A Paradigm for the missing middle

ABSTRACT

This commentary highlights what I see as the most important of Walter Kintsch’s many contributions to cognitive psychology and especially text comprehension. His work filled the great void between the top and the bottom in research on comprehension. The state of the field at the time was (a) strong research foundation on word reading, (b) detail-focused research on syntactic processes by a vibrant sentence processing research community, and (c) demonstration research on the importance of higher-level top down influences. The void between (b) and (c) meant there was no possibility of a comprehension science that was both rigorous, like (a) and (b), and reflective of the role of outside-the-text knowledge, like (c). Beyond the specific empirical contributions of Kintsch’s work is that he showed that it was possible to create a paradigm for the missing middle, a characterization of how word-driven and knowledge-driven processes yield a coherent meaning-based understanding of a text a few pieces at a time. This allowed the flourishing of work on the incremental processes that result in a reader’s (often) coherent representation of text meaning.

Introduction

Walter Kintsch’s contributions to the scientific study of the human mind are both varied and profound, not only to the field of text comprehension but more generally to the multidisciplinary program of the cognitive sciences, extending even to how cognitive science can capture the mental representations of beauty (Kintsch, Citation2012). In this commentary I focus on a multifaceted contribution of high impact, one that has enabled the emergence of text comprehension as a genuine scientific subfield: Kintsch provided a paradigm to build-in the missing middle that had existed between the top-down guidance of comprehension and the bottom-up word level and syntactic processes that build meaning incrementally.

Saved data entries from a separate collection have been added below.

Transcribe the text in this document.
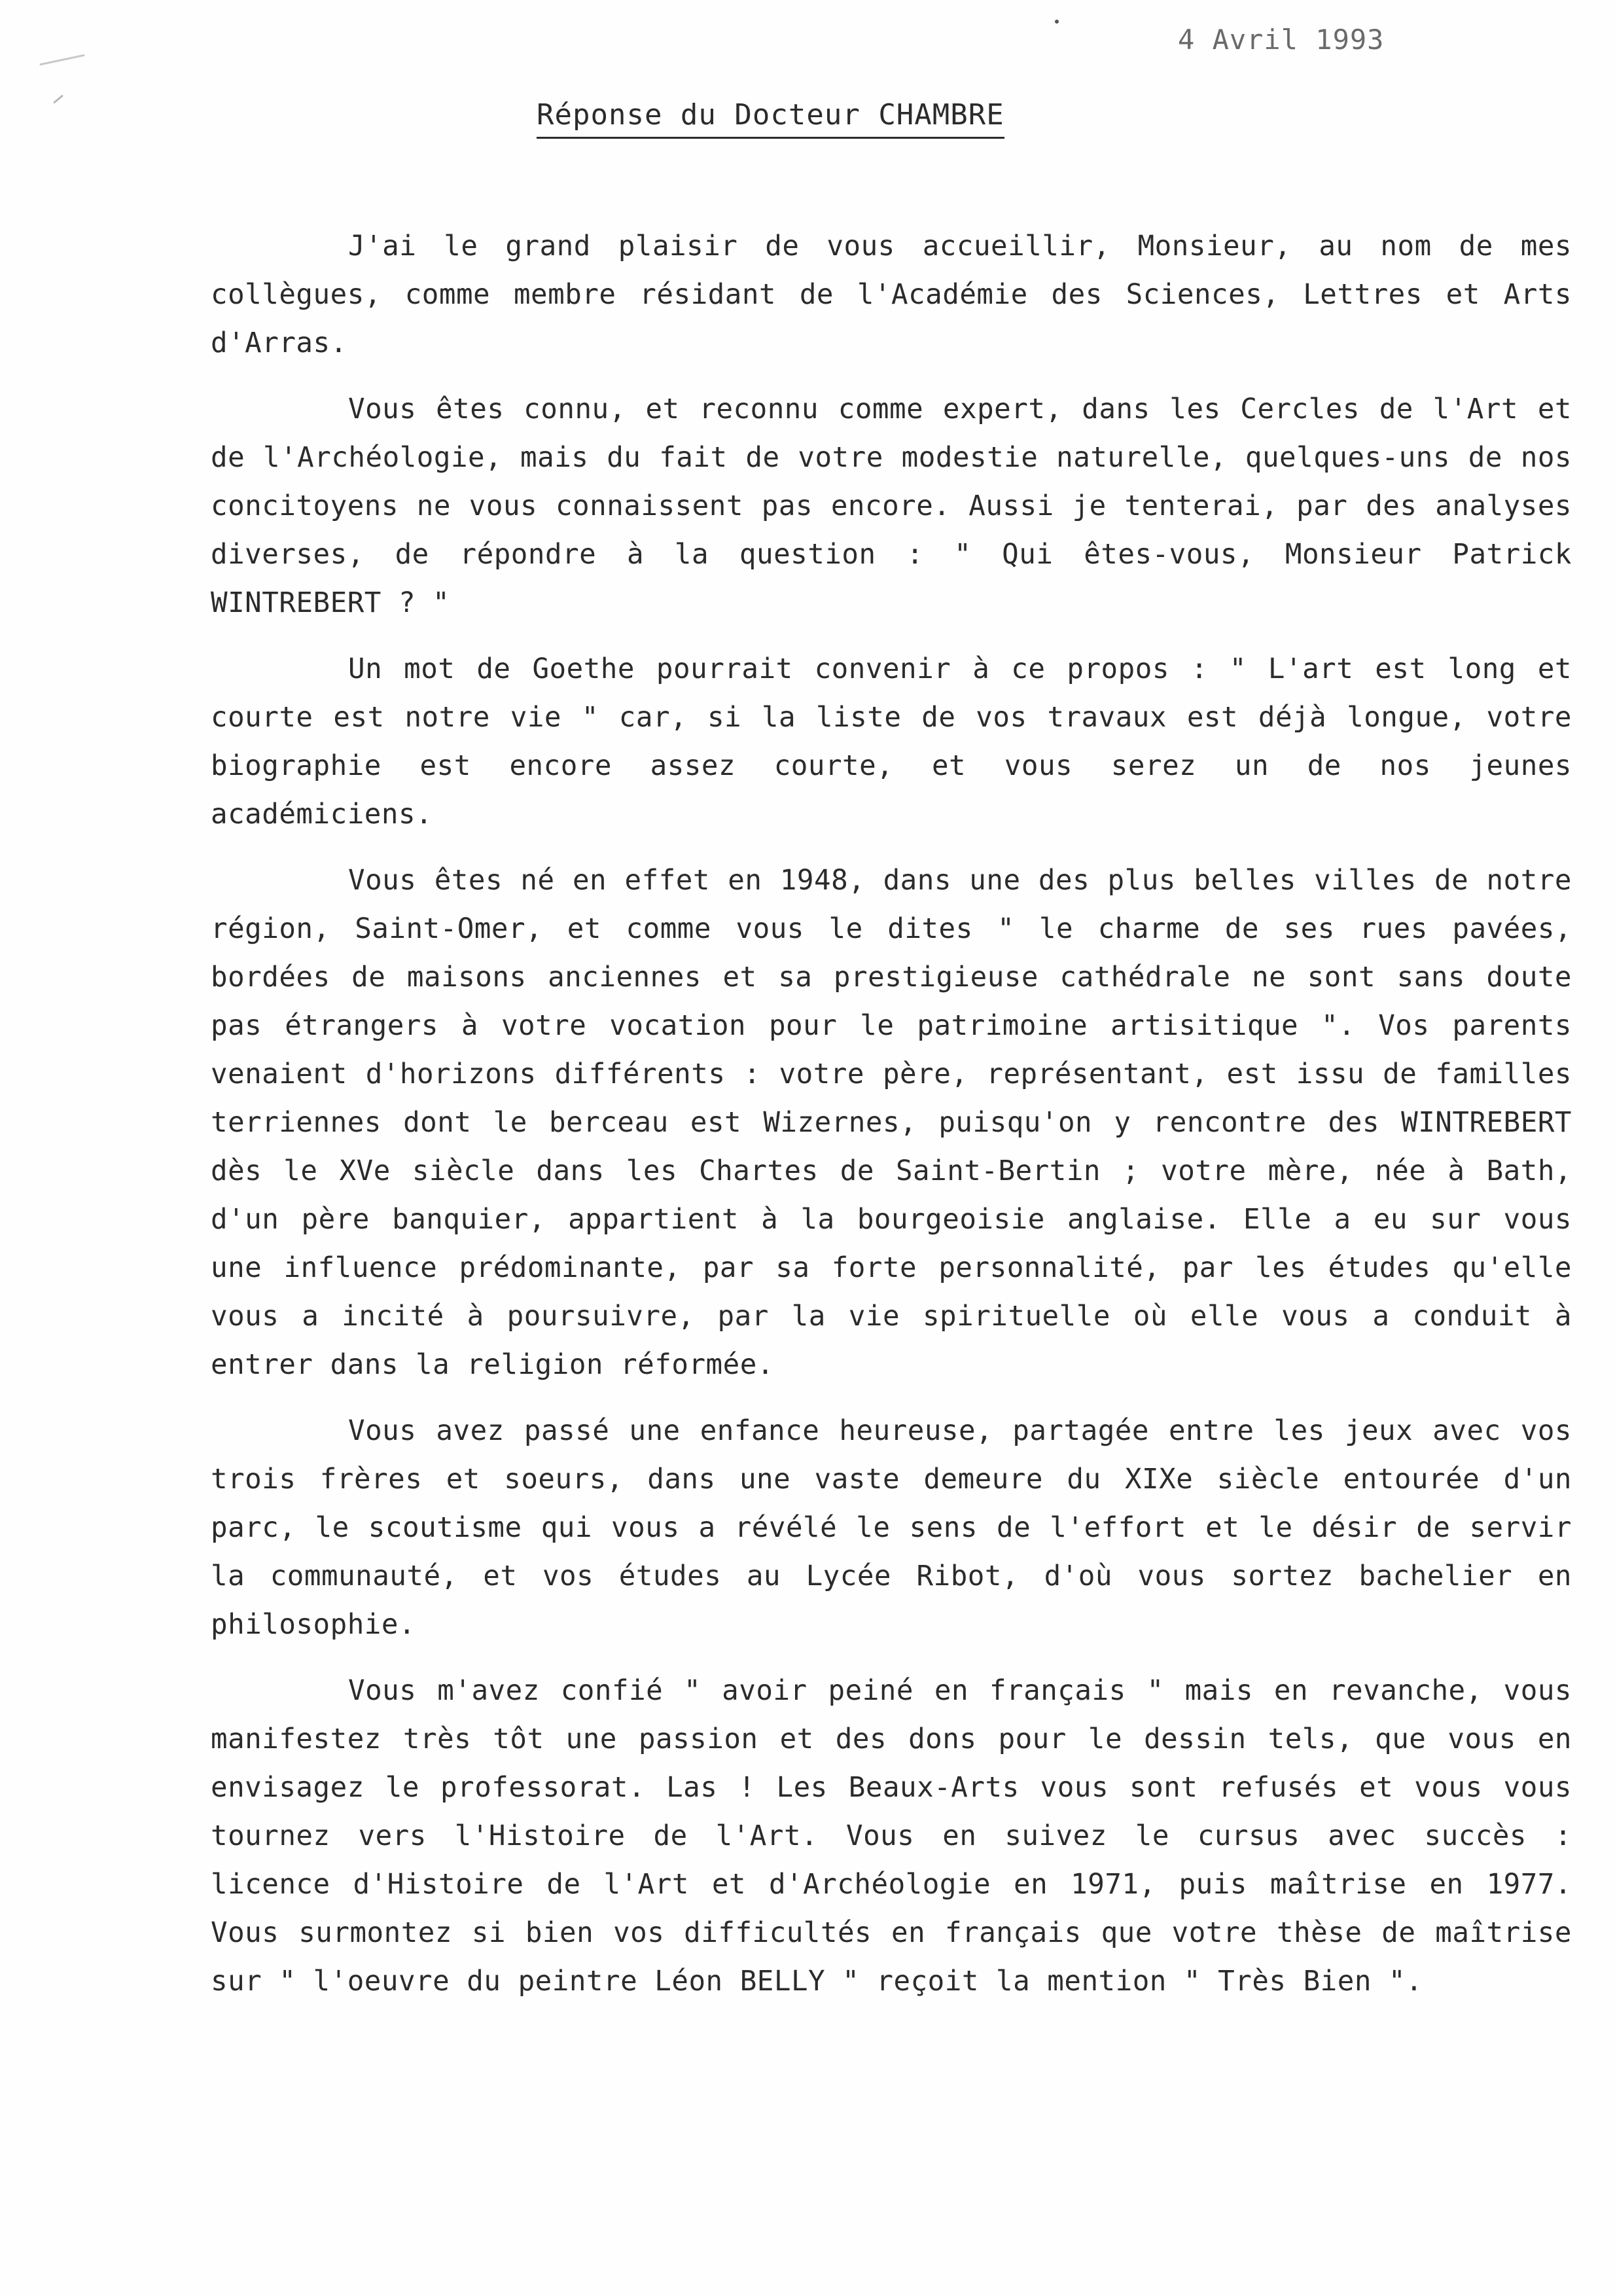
4 Avril 1993
Réponse du Docteur CHAMBRE

J'ai le grand plaisir de vous accueillir, Monsieur, au nom de mes collègues, comme membre résidant de l'Académie des Sciences, Lettres et Arts d'Arras.

Vous êtes connu, et reconnu comme expert, dans les Cercles de l'Art et de l'Archéologie, mais du fait de votre modestie naturelle, quelques-uns de nos concitoyens ne vous connaissent pas encore. Aussi je tenterai, par des analyses diverses, de répondre à la question : " Qui êtes-vous, Monsieur Patrick WINTREBERT ? "

Un mot de Goethe pourrait convenir à ce propos : " L'art est long et courte est notre vie " car, si la liste de vos travaux est déjà longue, votre biographie est encore assez courte, et vous serez un de nos jeunes académiciens.

Vous êtes né en effet en 1948, dans une des plus belles villes de notre région, Saint-Omer, et comme vous le dites " le charme de ses rues pavées, bordées de maisons anciennes et sa prestigieuse cathédrale ne sont sans doute pas étrangers à votre vocation pour le patrimoine artisitique ". Vos parents venaient d'horizons différents : votre père, représentant, est issu de familles terriennes dont le berceau est Wizernes, puisqu'on y rencontre des WINTREBERT dès le XVe siècle dans les Chartes de Saint-Bertin ; votre mère, née à Bath, d'un père banquier, appartient à la bourgeoisie anglaise. Elle a eu sur vous une influence prédominante, par sa forte personnalité, par les études qu'elle vous a incité à poursuivre, par la vie spirituelle où elle vous a conduit à entrer dans la religion réformée.

Vous avez passé une enfance heureuse, partagée entre les jeux avec vos trois frères et soeurs, dans une vaste demeure du XIXe siècle entourée d'un parc, le scoutisme qui vous a révélé le sens de l'effort et le désir de servir la communauté, et vos études au Lycée Ribot, d'où vous sortez bachelier en philosophie.

Vous m'avez confié " avoir peiné en français " mais en revanche, vous manifestez très tôt une passion et des dons pour le dessin tels, que vous en envisagez le professorat. Las ! Les Beaux-Arts vous sont refusés et vous vous tournez vers l'Histoire de l'Art. Vous en suivez le cursus avec succès : licence d'Histoire de l'Art et d'Archéologie en 1971, puis maîtrise en 1977. Vous surmontez si bien vos difficultés en français que votre thèse de maîtrise sur " l'oeuvre du peintre Léon BELLY " reçoit la mention " Très Bien ".
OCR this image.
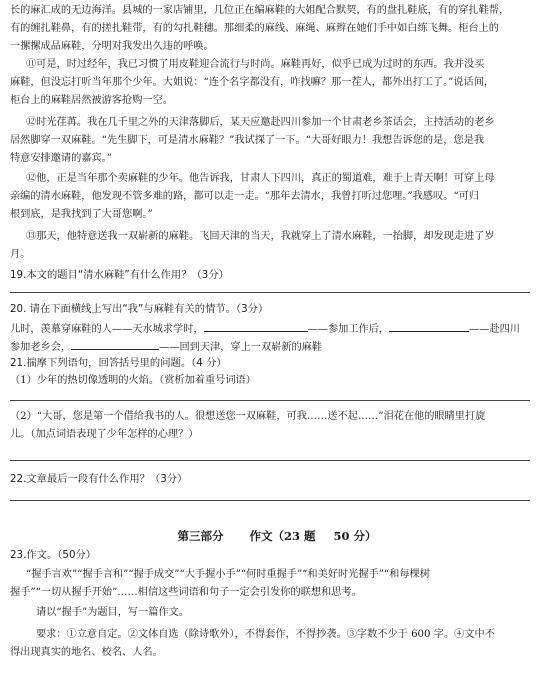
长的麻汇成的无边海洋。县城的一家店铺里，几位正在编麻鞋的大姐配合默契，有的盘扎鞋底，有的穿扎鞋帮，
有的缠扎鞋鼻，有的搓扎鞋带，有的勾扎鞋穗。那细柔的麻线、麻绳、麻辫在她们手中如白练飞舞。柜台上的
一摞摞成品麻鞋，分明对我发出久违的呼唤。
⑪可是，时过经年，我已习惯了用皮鞋迎合流行与时尚。麻鞋再好，似乎已成为过时的东西。我并没买
麻鞋，但没忘打听当年那个少年。大姐说：“连个名字都没有，咋找嘛？那一茬人，都外出打工了。”说话间，
柜台上的麻鞋居然被游客抢购一空。
⑫时光荏苒。我在几千里之外的天津落脚后，某天应邀赴四川参加一个甘肃老乡茶话会，主持活动的老乡
居然脚穿一双麻鞋。“先生脚下，可是清水麻鞋？”我试探了一下。“大哥好眼力！我想告诉您的是，您是我
特意安排邀请的嘉宾。”
⑫他，正是当年那个卖麻鞋的少年。他告诉我，甘肃人下四川，真正的蜀道难，难于上青天啊！可穿上母
亲编的清水麻鞋，他发现不管多难的路，都可以走一走。“那年去清水，我曾打听过您哩。”我感叹。“可归
根到底，是我找到了大哥您啊。”
⑬那天，他特意送我一双崭新的麻鞋。飞回天津的当天，我就穿上了清水麻鞋，一抬脚，却发现走进了岁
月。
19.本文的题目“清水麻鞋”有什么作用？（3分）
20. 请在下面横线上写出“我”与麻鞋有关的情节。（3分）
儿时，羡慕穿麻鞋的人——天水城求学时，	——参加工作后，	——赴四川
参加老乡会，	——回到天津，穿上一双崭新的麻鞋
21.揣摩下列语句，回答括号里的问题。（4 分）
（1）少年的热切像透明的火焰。（赏析加着重号词语）
（2）“大哥，您是第一个借给我书的人。很想送您一双麻鞋，可我……送不起……”泪花在他的眼睛里打旋
儿。（加点词语表现了少年怎样的心理？）
22.文章最后一段有什么作用？（3分）
第三部分 作文（23 题 50 分）
23.作文。（50分）
“握手言欢”“握手言和”“握手成交”“大手握小手”“何时重握手”“和美好时光握手”“和每棵树
握手”“一切从握手开始”……相信这些词语和句子一定会引发你的联想和思考。
请以“握手”为题目，写一篇作文。
要求：①立意自定。②文体自选（除诗歌外），不得套作，不得抄袭。③字数不少于 600 字。④文中不
得出现真实的地名、校名、人名。
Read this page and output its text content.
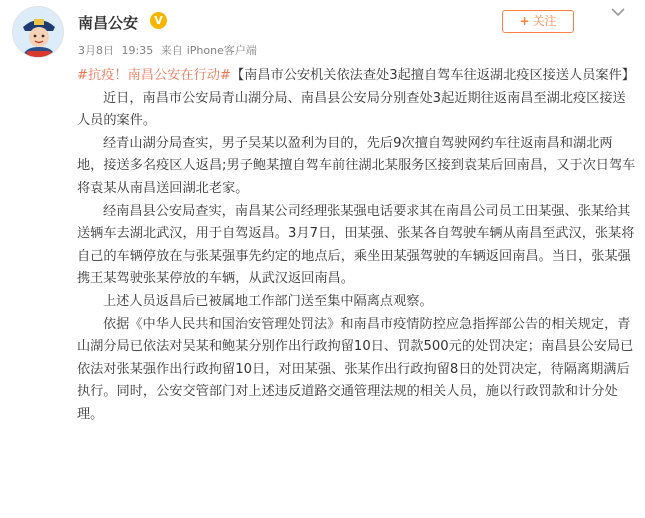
南昌公安	V
3月8日 19:35 来自 iPhone客户端
+ 关注

#抗疫！南昌公安在行动#【南昌市公安机关依法查处3起擅自驾车往返湖北疫区接送人员案件】

近日，南昌市公安局青山湖分局、南昌县公安局分别查处3起近期往返南昌至湖北疫区接送人员的案件。

经青山湖分局查实，男子吴某以盈利为目的，先后9次擅自驾驶网约车往返南昌和湖北两地，接送多名疫区人返昌;男子鲍某擅自驾车前往湖北某服务区接到袁某后回南昌，又于次日驾车将袁某从南昌送回湖北老家。

经南昌县公安局查实，南昌某公司经理张某强电话要求其在南昌公司员工田某强、张某给其送辆车去湖北武汉，用于自驾返昌。3月7日，田某强、张某各自驾驶车辆从南昌至武汉，张某将自己的车辆停放在与张某强事先约定的地点后，乘坐田某强驾驶的车辆返回南昌。当日，张某强携王某驾驶张某停放的车辆，从武汉返回南昌。

上述人员返昌后已被属地工作部门送至集中隔离点观察。

依据《中华人民共和国治安管理处罚法》和南昌市疫情防控应急指挥部公告的相关规定，青山湖分局已依法对吴某和鲍某分别作出行政拘留10日、罚款500元的处罚决定；南昌县公安局已依法对张某强作出行政拘留10日，对田某强、张某作出行政拘留8日的处罚决定，待隔离期满后执行。同时，公安交管部门对上述违反道路交通管理法规的相关人员，施以行政罚款和计分处理。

Filling this missing middle allowed the following description of how reading and comprehending a text unfolds to become widely accepted: Text comprehension results from word-by-word, phrase-by-phrase, and sentence-by-sentence process guided by multiple knowledge sources accessible to the reader. How this happens in detail requires the study of incremental, localized processes across microlevels of language. Perhaps because these processes are challenging to study, research on comprehension started at the high end, where global structures might influence local word and sentence processes.

Comprehension from the top and disconnected word processing from the bottom

The study of text comprehension was not a focus of research until the cognitive revolution was in full swing in the 1970s. Early artificial intelligence systems demonstrated the power of global organizers in guiding comprehension, for example, creating “scripts” for specific situational comprehension (Schank & Abelson, Citation1977). Thus, knowledge about restaurant scripts—key actors and typical sequences of actions—guided the reader’s understanding of simple stories about restaurant experiences. Similarly, approaches in psychology and education emphasized situated conceptual structures or schemata (Anderson & Pearson, Citation1984). Experimental evidence for global top-down guidance came from studies of vaguely written texts that became comprehensible when readers were given a helpful title (Bransford & Johnson, Citation1972). Moreover, this top-down approach was able to demonstrate individual differences in comprehension that were due to background knowledge. Thus, Anderson et al. (Citation1977) showed that a text that lacked referential specificity could be understood as being about either music or card playing depending on whether the reader was a student in music education or physical education. Other top-down approaches hypothesized roles in narrative comprehension for generalized mental structures based on everyday experiences, for example, story grammars (Mandler & Johnson, Citation1977; Stein & Glenn, Citation1979). Trabasso and colleagues (Trabasso et al., Citation1984) hypothesized causality as a fundamental mental structure and showed that causal expectations activated during reading predict how readers understand sentences (Trabasso & Suh, Citation1993).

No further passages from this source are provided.